Hassan Diab, assis, tient sa femme par les épaules dans une salle de conférence.

Hassan Diab et sa femme Rania Tfaily (archives)

Photo : Radio-Canada / Jean Delisle

Radio-Canada

Hassan Diab et sa famille intentent une poursuite de 90 millions de dollars contre le gouvernement fédéral. Ils lui reprochent son rôle dans l’extradition et l’emprisonnement de M. Diab en France.

M. Diab et ses proches allèguent que le gouvernement, les avocats du ministère de la Justice et le ministre conservateur de la Justice de l’époque, Rob Nicholson, ont fait preuve de négligence et de tromperie, et qu'ils ont mené une poursuite abusive et fait preuve d’abus de la procédure.

La France soupçonnait l’ancien professeur de l’Université d’Ottawa d’avoir été impliqué dans un attentat à la bombe visant une synagogue en 1980. L’attaque avait tué quatre personnes en plus d’en blesser une quarantaine.

Des équipes de secours sur les lieux de l'explosion.

Un attentat à la bombe à la synagogue de la rue Copernic, à Paris, a fait quatre morts, le 3 octobre 1980 (archives).

Photo : Getty Images / GEORGES GOBET

M. Diab, aujourd’hui âgé de 66 ans, a été arrêté par la Gendarmerie royale du Canada en 2008 à la demande des autorités françaises. Il a ensuite été extradé vers la France en 2014, où il a été incarcéré pendant plus de trois ans.

Une violation des droits fondamentaux, selon la poursuite

Dans sa déclaration, Hassan Diab demande 50 millions de dollars en guise de compensation pour des dommages punitifs, pour la violation de ses droits garantis par la Charte canadienne des droits et libertés, et pour poursuite abusive.

Sa femme et ses deux enfants, eux, réclament un total de 40 millions de dollars en dommages punitifs au gouvernement fédéral.
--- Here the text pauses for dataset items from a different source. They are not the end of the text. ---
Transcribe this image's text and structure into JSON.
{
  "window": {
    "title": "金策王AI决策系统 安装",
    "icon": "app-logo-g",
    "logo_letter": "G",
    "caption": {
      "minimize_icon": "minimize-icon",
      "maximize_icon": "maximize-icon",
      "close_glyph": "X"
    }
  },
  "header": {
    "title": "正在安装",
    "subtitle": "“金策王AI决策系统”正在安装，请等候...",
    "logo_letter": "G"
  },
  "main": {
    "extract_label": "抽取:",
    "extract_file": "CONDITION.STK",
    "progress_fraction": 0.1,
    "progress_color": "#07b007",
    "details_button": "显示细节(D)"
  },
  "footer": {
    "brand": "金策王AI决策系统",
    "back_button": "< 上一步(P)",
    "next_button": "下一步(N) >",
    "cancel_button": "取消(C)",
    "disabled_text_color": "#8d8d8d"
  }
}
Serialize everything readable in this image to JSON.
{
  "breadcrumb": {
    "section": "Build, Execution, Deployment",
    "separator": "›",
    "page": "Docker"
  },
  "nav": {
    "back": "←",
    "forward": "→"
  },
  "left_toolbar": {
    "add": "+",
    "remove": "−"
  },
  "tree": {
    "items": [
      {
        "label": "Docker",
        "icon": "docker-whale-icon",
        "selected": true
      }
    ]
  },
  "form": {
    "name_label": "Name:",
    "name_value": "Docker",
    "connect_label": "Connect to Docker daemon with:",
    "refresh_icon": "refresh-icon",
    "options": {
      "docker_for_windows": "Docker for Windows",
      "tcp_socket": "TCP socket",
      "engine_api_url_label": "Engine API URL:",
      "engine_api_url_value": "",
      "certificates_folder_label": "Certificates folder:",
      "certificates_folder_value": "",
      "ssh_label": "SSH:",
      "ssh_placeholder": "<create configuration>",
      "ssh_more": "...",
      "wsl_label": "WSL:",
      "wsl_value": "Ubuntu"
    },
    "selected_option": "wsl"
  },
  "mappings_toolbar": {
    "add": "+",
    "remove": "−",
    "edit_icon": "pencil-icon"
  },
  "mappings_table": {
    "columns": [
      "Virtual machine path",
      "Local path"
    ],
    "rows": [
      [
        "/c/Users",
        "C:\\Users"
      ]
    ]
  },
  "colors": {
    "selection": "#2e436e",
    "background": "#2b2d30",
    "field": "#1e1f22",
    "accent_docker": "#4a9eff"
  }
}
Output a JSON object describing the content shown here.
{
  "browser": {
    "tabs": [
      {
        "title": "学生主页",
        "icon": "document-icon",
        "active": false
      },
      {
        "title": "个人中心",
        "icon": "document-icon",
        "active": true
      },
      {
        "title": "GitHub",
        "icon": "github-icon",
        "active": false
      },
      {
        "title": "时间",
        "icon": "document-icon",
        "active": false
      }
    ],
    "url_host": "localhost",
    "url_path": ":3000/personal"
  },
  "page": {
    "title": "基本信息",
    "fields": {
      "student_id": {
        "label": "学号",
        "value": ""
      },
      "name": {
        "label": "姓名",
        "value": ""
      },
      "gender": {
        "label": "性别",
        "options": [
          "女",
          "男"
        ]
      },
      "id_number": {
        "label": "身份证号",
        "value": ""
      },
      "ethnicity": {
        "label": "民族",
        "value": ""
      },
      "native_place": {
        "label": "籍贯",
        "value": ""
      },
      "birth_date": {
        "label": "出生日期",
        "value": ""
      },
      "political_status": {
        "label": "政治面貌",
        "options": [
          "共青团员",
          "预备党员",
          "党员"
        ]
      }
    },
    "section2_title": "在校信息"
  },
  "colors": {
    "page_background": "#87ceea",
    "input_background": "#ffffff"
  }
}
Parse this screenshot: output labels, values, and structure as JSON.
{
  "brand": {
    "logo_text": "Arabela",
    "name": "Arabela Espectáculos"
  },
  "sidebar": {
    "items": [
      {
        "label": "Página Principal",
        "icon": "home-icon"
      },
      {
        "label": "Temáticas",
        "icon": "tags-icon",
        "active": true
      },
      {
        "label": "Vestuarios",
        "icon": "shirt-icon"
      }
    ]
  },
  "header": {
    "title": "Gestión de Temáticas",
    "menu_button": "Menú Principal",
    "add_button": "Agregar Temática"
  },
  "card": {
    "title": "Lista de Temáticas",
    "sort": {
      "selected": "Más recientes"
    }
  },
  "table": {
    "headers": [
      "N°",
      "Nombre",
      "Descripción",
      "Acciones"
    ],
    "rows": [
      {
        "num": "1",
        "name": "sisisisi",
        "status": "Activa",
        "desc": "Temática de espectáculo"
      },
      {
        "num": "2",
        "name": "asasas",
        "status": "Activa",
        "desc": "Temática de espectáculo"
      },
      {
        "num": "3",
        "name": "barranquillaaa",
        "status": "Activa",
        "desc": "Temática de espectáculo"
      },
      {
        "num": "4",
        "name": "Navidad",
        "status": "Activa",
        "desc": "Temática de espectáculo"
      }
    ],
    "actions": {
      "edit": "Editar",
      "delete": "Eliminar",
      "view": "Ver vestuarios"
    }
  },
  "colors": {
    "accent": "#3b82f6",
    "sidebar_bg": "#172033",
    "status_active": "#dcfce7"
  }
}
Ils affirment qu'Ottawa leur aurait infligé intentionnellement de la détresse émotionnelle, en plus d’avoir violé leurs droits fondamentaux.

Hassan Diab en conférence de presse, le 26 juillet 2019.

Hassan Diab réclame une enquête publique sur les circonstances entourant son extradition vers la France en 2014 (archives).

Photo : Radio-Canada

Le juge ontarien qui a ordonné l’extradition de M. Diab a écrit que le dossier présenté devant la justice française était faible et qu’une condamnation dans le cadre d’un procès juste et équitable [semblait] peu probable.

C’est finalement ce qui est arrivé au début de 2018, lorsque les magistrats français ont décidé de libérer M. Diab, faute de preuves suffisantes contre lui.

La France n’aurait d’ailleurs pas partagé certaines informations avec le Canada au sujet d’éléments de preuves clés relativement à des empreintes digitales retrouvées sur les lieux de l’attentat.

Nouvelle position de la famille

La famille Diab n’a toutefois pas voulu commenter la poursuite. Ce plus récent développement marque un changement de cap abrupt, car elle maintenait depuis le début de la saga qu’elle ne souhaitait pas obtenir de compensation financière.

Sa principale revendication a toujours été la tenue d’une enquête publique menée par un juge sur le dossier de M. Diab, mais aussi sur la réforme des lois canadiennes régissant les extraditions.

Hassan Diab, sa femme et deux enfants sont assis à table.

Hassan Diab a été détenu pendant environ trois ans en France, loin des siens. Sur cette photo, il partage un repas avec sa famille (archives).

Photo : Radio-Canada / Lisa Laventure

Les choses semblent avoir basculé depuis la publication d’un rapport signé par l’ancien procureur en chef de l’Ontario, Murray Segal, en juillet dernier. Il y conclut que le ministère de la Justice n’a rien à se reprocher dans sa gestion du dossier Diab.

M. Diab a dénoncé l’exercice, soulignant que l’examen mené par M. Segal était inadéquat comparativement à une enquête pilotée par un juge ayant l’autorité de contre-interroger des témoins et d’exiger certaines preuves.

Le principal intéressé a aussi indiqué que le travail de M. Segal n’allait pas assez loin et que l’affaire s’apparentait à une opération concertée pour limiter les dégâts.

C’est un rapport partial. Son objectif n’est pas d’établir la responsabilité des parties, son but est plutôt d’absoudre le ministère de la Justice et de protéger les hauts placés du ministère, avait souligné M. Diab au moment de la publication du rapport Segal.